One of my all time favourite songs is ‘Annie’s Song’ by John Denver.

2.
When I was 9, I came third in an ‘Erin Soup’ writing competition. The subject was ‘knitting’. I got an ‘Erin Soup’ t-shirt.

3.
I wrote to Trevor Eve when I was 12 (when he still had his Shoestring 'tache), and asked for a signed photograph, to which he kindly obliged. I had a meeting with his production company recently: ah, the circle of life… Didn’t meet him though.

4.
Fresh 'off the boat' (I flew, really) from Ireland in 1994, I got a temp job at Channel 4 and for my first day, I wore a suit, for which I’m still teased about, like, 13 years later…

5.
I did a Secretarial Course when I was 17 and learned to type, which is still one of the most useful things I’ve ever done.

13 comments:

Lucy said...

I did a secretarial course too Danny! Buy I'm lamer than you cos even though I did one, I can still only manage 48 words a minute.

Lucy said...

And I'm also the typo queen. That should be "but" not "buy".

potdoll said...

I bet you looked very nice in your suit Danny. x

Anonymous said...

Just like to run this plot line past you. It's about a prisoner on death row. He is due to go to the chair in mid October but he gets a stay of execution and a retrial at the end of the month. At his retrial they reach a verdict but they refuse to tell him. Then just when he thinks he's going to get an answer the whole process starts again. The film closes on him running naked covered in cooking oil (from the prison kitchens) trying to avoid the guards, his mind having finally gone. What do you think? KYLE ALEXANDER

Anonymous said...

Just when he's about to be caught, he slips through their gasp (all that cooking oil), dives through a window into a field full of peonies and wanders off into the sunset to commit another (literary) crime, probably for Channel 4's pilot scheme. So they execute someone else.
Fade Out.

JB

Frying Pan Prods said...

Out of the Frying Pan
and
Into the Fire (the spin off) are already in late stage devlopment - I'm afraid

Anonymous said...

There's a poster on Dom's blog who says he heard he was through yesterday. I'm assuming therefore that the fat Diva is at the very on least on stage and clearing her throat.

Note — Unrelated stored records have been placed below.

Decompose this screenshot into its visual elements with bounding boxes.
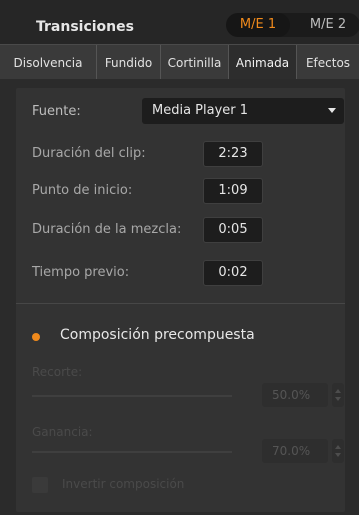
start-point-field[interactable]: 1:09 [203,178,263,204]
me1-button[interactable]: M/E 1 [226,13,290,37]
me2-button[interactable]: M/E 2 [296,13,359,37]
section-indicator-icon[interactable] [32,333,40,341]
gain-slider[interactable] [32,451,232,453]
panel-header: Transiciones M/E 1 M/E 2 [0,0,359,44]
precomposed-title[interactable]: Composición precompuesta [60,327,255,343]
clip-stepper[interactable] [332,383,344,407]
source-value: Media Player 1 [152,103,249,118]
clip-slider[interactable] [32,395,232,397]
tab-cortinilla[interactable]: Cortinilla [161,45,229,79]
transitions-panel: Transiciones M/E 1 M/E 2 Disolvencia Fun… [0,0,359,515]
mix-duration-label: Duración de la mezcla: [32,222,182,237]
preroll-field[interactable]: 0:02 [203,260,263,286]
gain-value-field[interactable]: 70.0% [262,439,328,463]
tab-fundido[interactable]: Fundido [97,45,161,79]
source-dropdown[interactable]: Media Player 1 [142,98,344,124]
panel-title: Transiciones [36,19,134,35]
clip-label: Recorte: [32,365,83,379]
gain-label: Ganancia: [32,425,93,439]
chevron-down-icon [328,108,336,113]
preroll-label: Tiempo previo: [32,265,130,280]
tab-disolvencia[interactable]: Disolvencia [0,45,97,79]
clip-value-field[interactable]: 50.0% [262,383,328,407]
invert-label: Invertir composición [62,477,185,491]
invert-checkbox[interactable] [32,477,48,493]
source-label: Fuente: [32,104,81,119]
gain-stepper[interactable] [332,439,344,463]
tab-efectos[interactable]: Efectos [297,45,359,79]
clip-duration-field[interactable]: 2:23 [203,141,263,167]
mix-duration-field[interactable]: 0:05 [203,217,263,243]
start-point-label: Punto de inicio: [32,183,133,198]
section-divider [16,303,345,304]
tab-animada[interactable]: Animada [229,45,297,79]
me-switch: M/E 1 M/E 2 [226,13,359,37]
clip-duration-label: Duración del clip: [32,146,146,161]
transition-tabs: Disolvencia Fundido Cortinilla Animada E… [0,44,359,79]
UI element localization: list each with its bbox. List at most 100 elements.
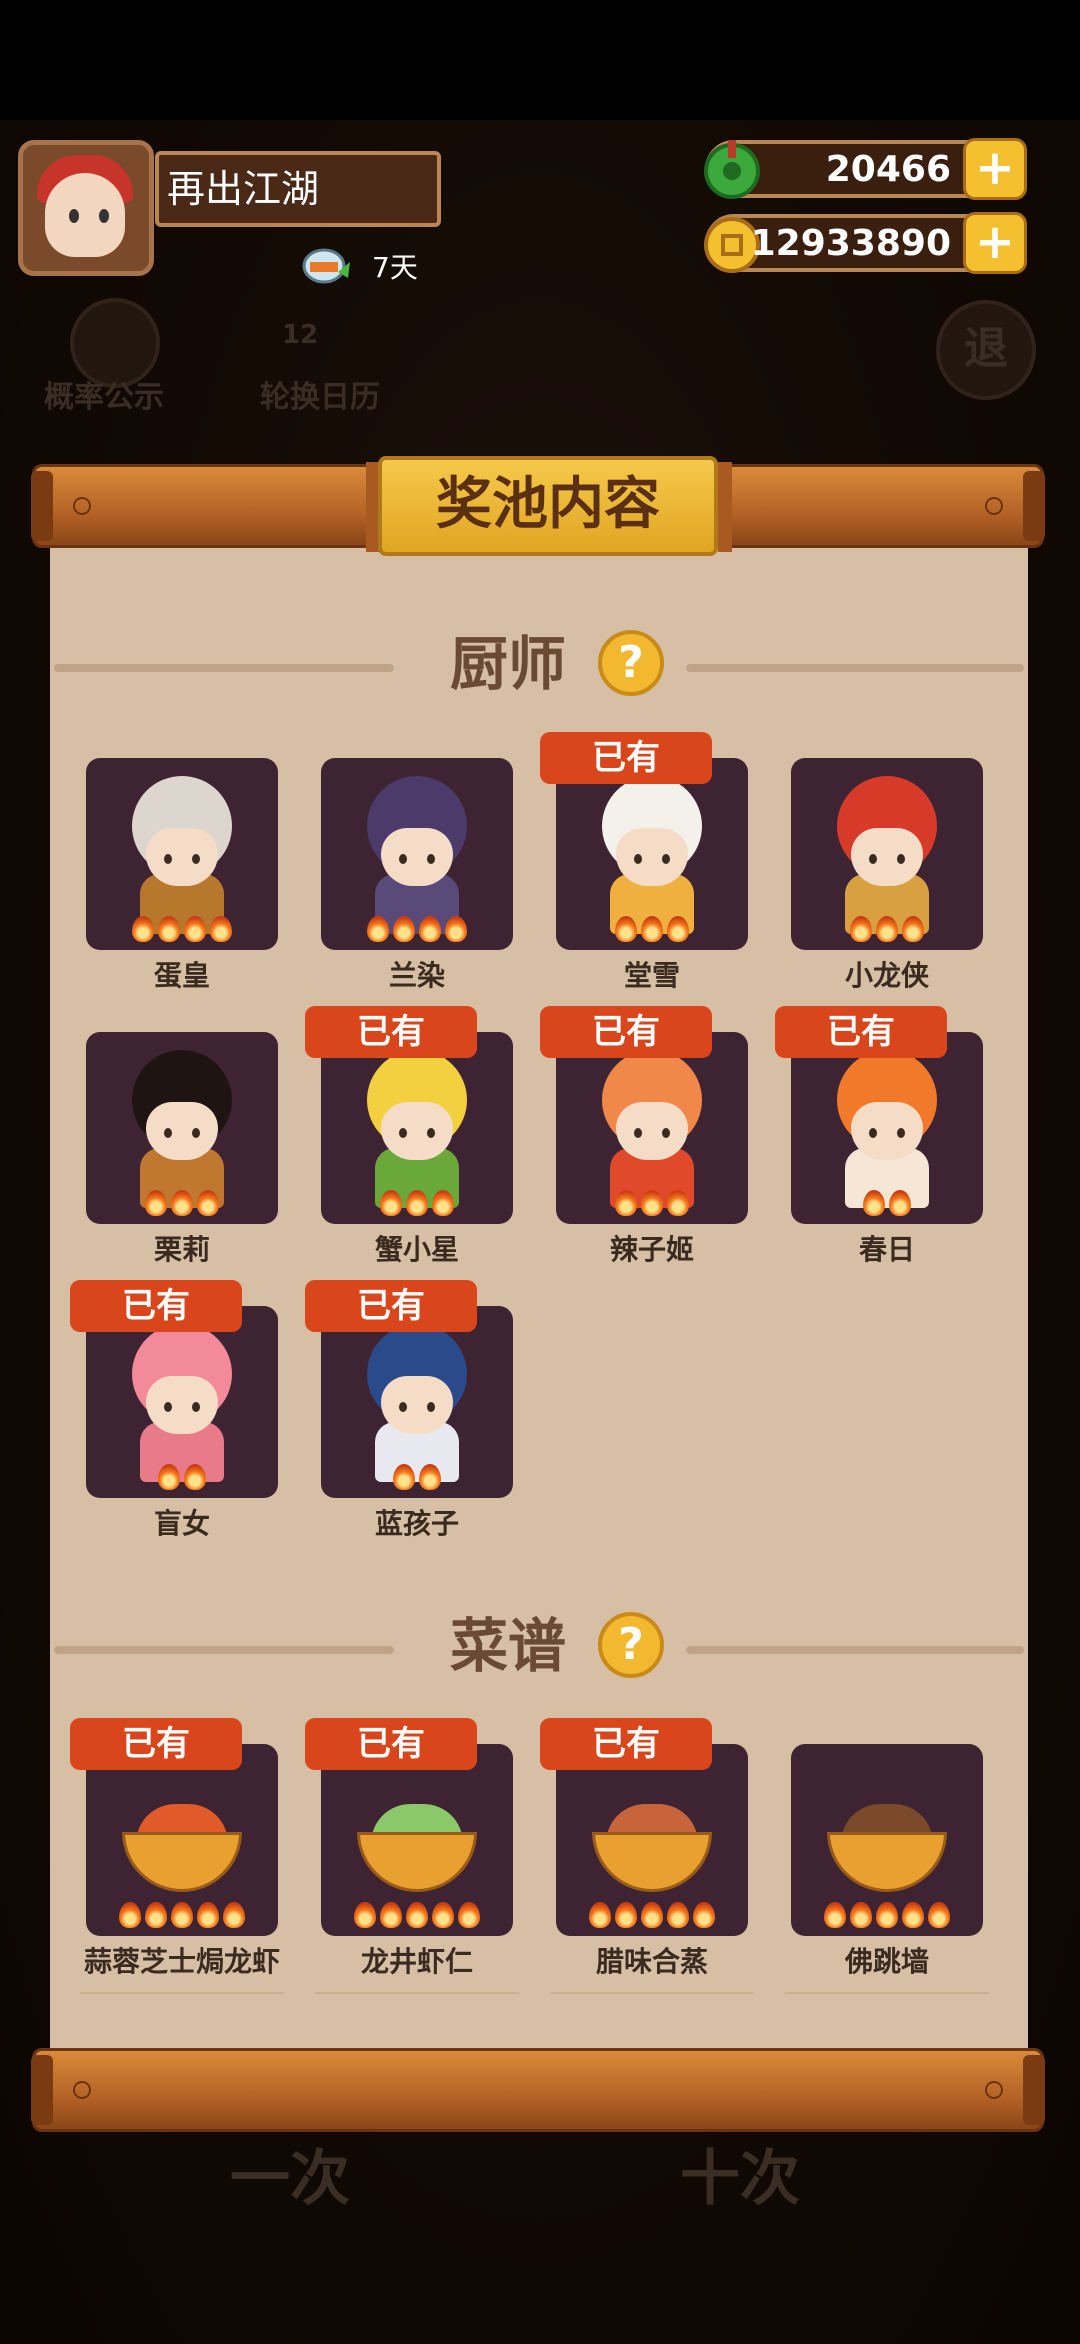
rarity-flames	[556, 1902, 748, 1932]
avatar-eye-left	[69, 209, 79, 223]
coin-balance: 12933890 +	[704, 212, 1027, 274]
chef-face	[146, 1102, 218, 1160]
recipe-card[interactable]	[556, 1744, 748, 1936]
flame-icon	[119, 1902, 141, 1928]
chef-name: 辣子姬	[609, 1233, 694, 1266]
chef-card[interactable]	[321, 1306, 513, 1498]
chef-face	[381, 1376, 453, 1434]
flame-icon	[902, 1902, 924, 1928]
rarity-flames	[556, 1190, 748, 1220]
player-avatar[interactable]	[18, 140, 154, 276]
chef-eye	[192, 854, 200, 864]
rod-rivet	[985, 497, 1003, 515]
owned-badge: 已有	[540, 1718, 712, 1770]
rod-rivet	[73, 2081, 91, 2099]
chef-eye	[399, 1128, 407, 1138]
flame-icon	[615, 916, 637, 942]
flame-icon	[393, 916, 415, 942]
chef-card[interactable]	[791, 1032, 983, 1224]
rod-rivet	[985, 2081, 1003, 2099]
chef-help-button[interactable]: ?	[598, 630, 664, 696]
add-jade-button[interactable]: +	[963, 138, 1027, 200]
player-name[interactable]: 再出江湖	[155, 151, 441, 227]
rarity-flames	[86, 916, 278, 946]
flame-icon	[850, 1902, 872, 1928]
rarity-flames	[86, 1902, 278, 1932]
chef-eye	[427, 854, 435, 864]
rarity-flames	[321, 1190, 513, 1220]
chef-eye	[634, 1128, 642, 1138]
chef-face	[381, 1102, 453, 1160]
rarity-flames	[321, 1464, 513, 1494]
flame-icon	[393, 1464, 415, 1490]
avatar-eye-right	[99, 209, 109, 223]
flame-icon	[850, 916, 872, 942]
flame-icon	[197, 1902, 219, 1928]
avatar-face	[45, 173, 125, 257]
prize-pool-panel[interactable]: 厨师 ? 蛋皇 兰染 已有 堂雪 小龙侠 栗莉 已有 蟹小星 已有 辣子姬 已有 春日 已有 盲女 已有 蓝孩…	[50, 548, 1028, 2048]
chef-card[interactable]	[86, 1032, 278, 1224]
chef-card[interactable]	[556, 1032, 748, 1224]
dish-bowl	[357, 1832, 477, 1892]
owned-badge: 已有	[540, 1006, 712, 1058]
owned-badge: 已有	[70, 1280, 242, 1332]
flame-icon	[380, 1902, 402, 1928]
chef-eye	[662, 854, 670, 864]
recipe-help-button[interactable]: ?	[598, 1612, 664, 1678]
divider-left	[54, 664, 394, 672]
recipe-card[interactable]	[86, 1744, 278, 1936]
chef-card[interactable]	[321, 1032, 513, 1224]
flame-icon	[419, 1464, 441, 1490]
chef-card[interactable]	[791, 758, 983, 950]
owned-badge: 已有	[70, 1718, 242, 1770]
flame-icon	[667, 916, 689, 942]
flame-icon	[928, 1902, 950, 1928]
flame-icon	[184, 1464, 206, 1490]
add-coins-button[interactable]: +	[963, 212, 1027, 274]
item-underline	[785, 1992, 989, 1994]
flame-icon	[863, 1190, 885, 1216]
scroll-bottom-rod	[31, 2048, 1045, 2132]
chef-eye	[192, 1402, 200, 1412]
chef-eye	[164, 1128, 172, 1138]
chef-card[interactable]	[86, 758, 278, 950]
rocket-icon	[302, 248, 350, 284]
flame-icon	[432, 1190, 454, 1216]
dish-bowl	[827, 1832, 947, 1892]
chef-eye	[399, 1402, 407, 1412]
rarity-flames	[791, 916, 983, 946]
coin-amount: 12933890	[750, 223, 951, 264]
rod-end-left	[31, 471, 53, 541]
chef-eye	[897, 1128, 905, 1138]
chef-eye	[399, 854, 407, 864]
owned-badge: 已有	[305, 1718, 477, 1770]
divider-right	[686, 1646, 1024, 1654]
flame-icon	[132, 916, 154, 942]
chef-eye	[869, 854, 877, 864]
recipe-name: 龙井虾仁	[360, 1945, 473, 1978]
recipe-card[interactable]	[791, 1744, 983, 1936]
recipe-name: 腊味合蒸	[595, 1945, 708, 1978]
chef-face	[851, 828, 923, 886]
chef-name: 春日	[858, 1233, 915, 1266]
prize-pool-title: 奖池内容	[378, 456, 718, 556]
chef-card[interactable]	[321, 758, 513, 950]
flame-icon	[406, 1902, 428, 1928]
flame-icon	[171, 1190, 193, 1216]
chef-eye	[164, 1402, 172, 1412]
jade-amount: 20466	[825, 149, 951, 190]
item-underline	[80, 1992, 284, 1994]
flame-icon	[406, 1190, 428, 1216]
rod-end-left	[31, 2055, 53, 2125]
flame-icon	[223, 1902, 245, 1928]
chef-card[interactable]	[556, 758, 748, 950]
flame-icon	[615, 1902, 637, 1928]
flame-icon	[145, 1190, 167, 1216]
chef-eye	[164, 854, 172, 864]
chef-eye	[662, 1128, 670, 1138]
recipe-section-header: 菜谱 ?	[50, 1606, 1028, 1686]
rarity-flames	[86, 1464, 278, 1494]
chef-card[interactable]	[86, 1306, 278, 1498]
recipe-section-title: 菜谱	[450, 1612, 567, 1680]
recipe-card[interactable]	[321, 1744, 513, 1936]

All and any updates, good or bad, gratefully received!

fat lady said...

listen....

mattowski said...

Hi

That was me who left the comment on Dom's blog. I received my e-mail yesterday morning telling me I was through to the second round and asking for my full script. I was absolutely amazed to tell the truth. I'm hoping that there are more finalists within the writers blog community - good luck everyone!

Cheers
Stephen

Liz Holliday said...

A friend (one I didn't even realise had entered) just emailed to say he's through.

Anonymous said...

I'm out by the looks of it. I can see why, which is a good thing. I would've been worried if it had gone through to the next round because the story doesn't quite flow in the first 10 pages.

I did do a rewrite last month, and it works much better now.

Congrats to the people who got through.

Anonymous said...

I'm afraid our fellon was executed by lethal rejection at 9:54 AM friday the 9th Nov 2007. No flowers. Donations to Al Anon. KYLE ALEXANDER

Piers said...

So can we see a picture of you in the suit then?